Azuzaba al caballo, los ojos fijos en el camino, en las nubes de polvo que un viento seco levantaba en la huella.
–…Mirá que decirme negro peleador y borracho –recordó, mientras los chimangos formaban un círculo en el aire, una herradura negra sobre el yermo–. Mirá que decirme eso a mí, que nunca me metí con nadie…
–Olvidá, ché.
–No puedo.
El chico los oía hablar, ajenos y lejanos, mientras miraba las huellas que dejaban las ruedas del carro en el camino. Quería dormir o jugar con su perro o ir a cazar martinetas en el monte. Quería cualquier cosas menos eso, el estar allí, tirado, junto a los paquetes, los catres, y el armario atado con sogas de la familia errante.
–Tengo sed –dijo el chico, y bebió el agua tibia de la lata. El campo entero parecía tener sed. No se veía un solo rancho. El perro, que trotaba detrás del carro, de vez en cuando encontraba un delgado, casi invisible hilo de agua, y corría hacia él con ladridos de júbilo. Túmulos de arena, algo menos que dunas, orilleaban aún la vastedad de la planicie. Ella se extendía ante los ojos del hombre como si fuera un desafío.
La mujer creyó oír la música del agua; rodaba como un eco, se confundía al ruido monótono del carro en el camino. Bastaba callar para escuchar la música.
–No estés triste –dijo.
–Nos quitaron la tierra –se quejó el hombre–. Todo, todito.
–No estés triste, te digo.
La mujer entregó la lata al hombre, que bebió en dos sorbos rápidos, para encender después un cigarrillo. Un gusto ácido le llenó la boca, pero siguió fumando, rumiando su pena. Aminoró la marcha. El caballo babeaba su sed. No se veía otra cosa que esa mancha amarilla, casi infinita, del desierto. El chico se adormecía, afiebrado, buscaba el regazo de la madre. Ella humedeció sus labios en la lata y después la cubrió con la arpillera. Sentían la ropa pegajosa de tierra y de sudor, los ojos enardecidos, y las manos torpes, cansadas.
–Vamos al valle –informó el hombre, como si en esas tres palabras cifrara su esperanza.

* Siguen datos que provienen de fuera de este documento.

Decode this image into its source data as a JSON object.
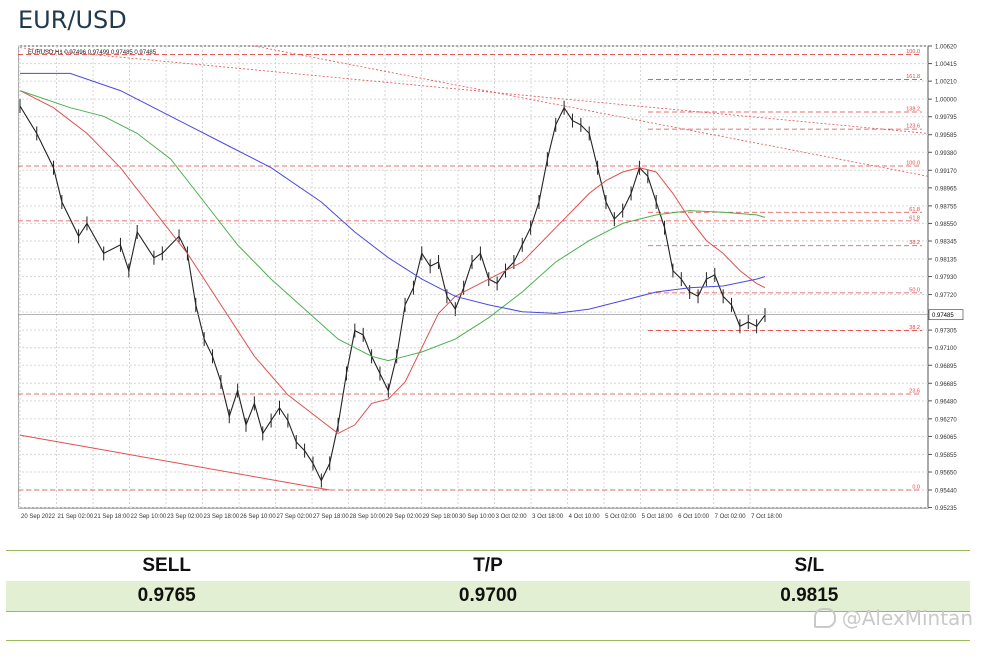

–¿Y qué hacemos, decí? –preguntó involuntariamente la mujer, a las espaldas de su compañero.
–Trabajamos, ¿qué otra cosa hay que hacer?
–Lastima la casa…
–No hay casa, no hay tierra. Eso es como robar, ¿oís? Así me dijo el funcionario. Te juro: lo hubiera aplastado como a un bicho. Si no lo hice fue por vos, por la criatura…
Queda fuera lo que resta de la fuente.